Does that strike you as a conflict of interest? It should.

The biggest problem with this arrangement is that there’s really nothing preventing the drug makers from only reporting positive results. Yes, there are rules against that, but without keeping tabs on what the companies are doing or granting the authority to discipline violators, they’re paper tigers.

If you go out and look for them, you’ll find that there have been many cases of a drug that appeared to be useful in the experiments submitted to the FDA that turned out to be nigh-useless in actual clinical use. Given a drug that doesn’t appear to be doing better than placebo, you can always just perform lots of tests and then keep the ones in which the drug happens to do better than the control. What about the scientific ethics of the researchers paid to perform the tests? If they get a reputation for being ‘troublesome’, they’re likely to be let go – and find it difficult to obtain employment elsewhere in the pharmaceutical industry. Drug makers can sit on the negative results and never let them see the light of day.

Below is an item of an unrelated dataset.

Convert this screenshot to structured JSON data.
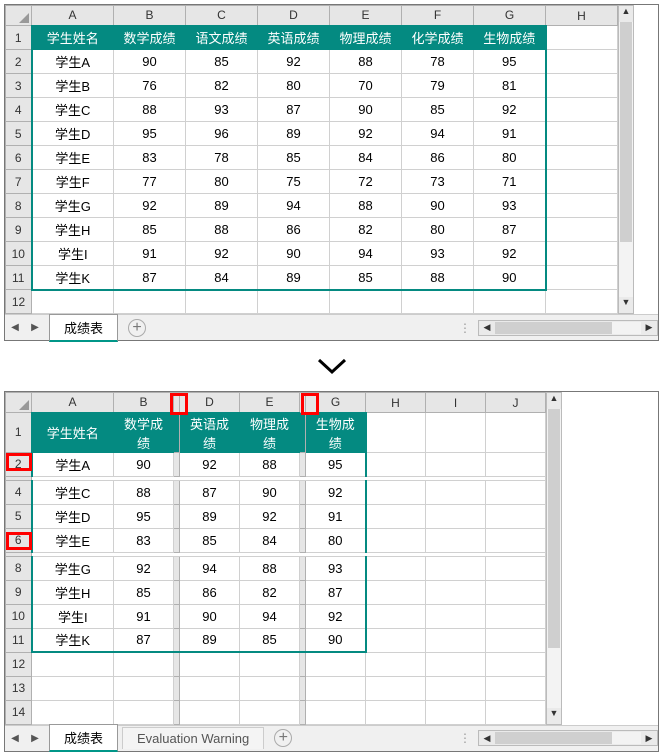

The problem isn’t so much that what the FDA does is bad, but that it’s inadequate and horrifyingly ineffectual – and that, by existing, it helps create the impression that drugs are being properly vetted. People presume that drugs that make it through the process are valuable, that in-all their benefits are substantial and outweigh their costs. That trust is misplaced.


2 Responses to “Watching the Watchers”

  1. I guess I wasn’t being clear in that, rather than asking the usual question of whether the FDA is goor or bad overall, I just wanted to know your relative opinion on them regulating surgery vs drugs. I guess it might be hard to do the same kinds of testing for surgery.

    • Not ‘hard’ so much as that none of the entities directly involved – except the patients themselves – have an interest in testing, and the patients are both too ignorant and too uninterested to demand it themselves.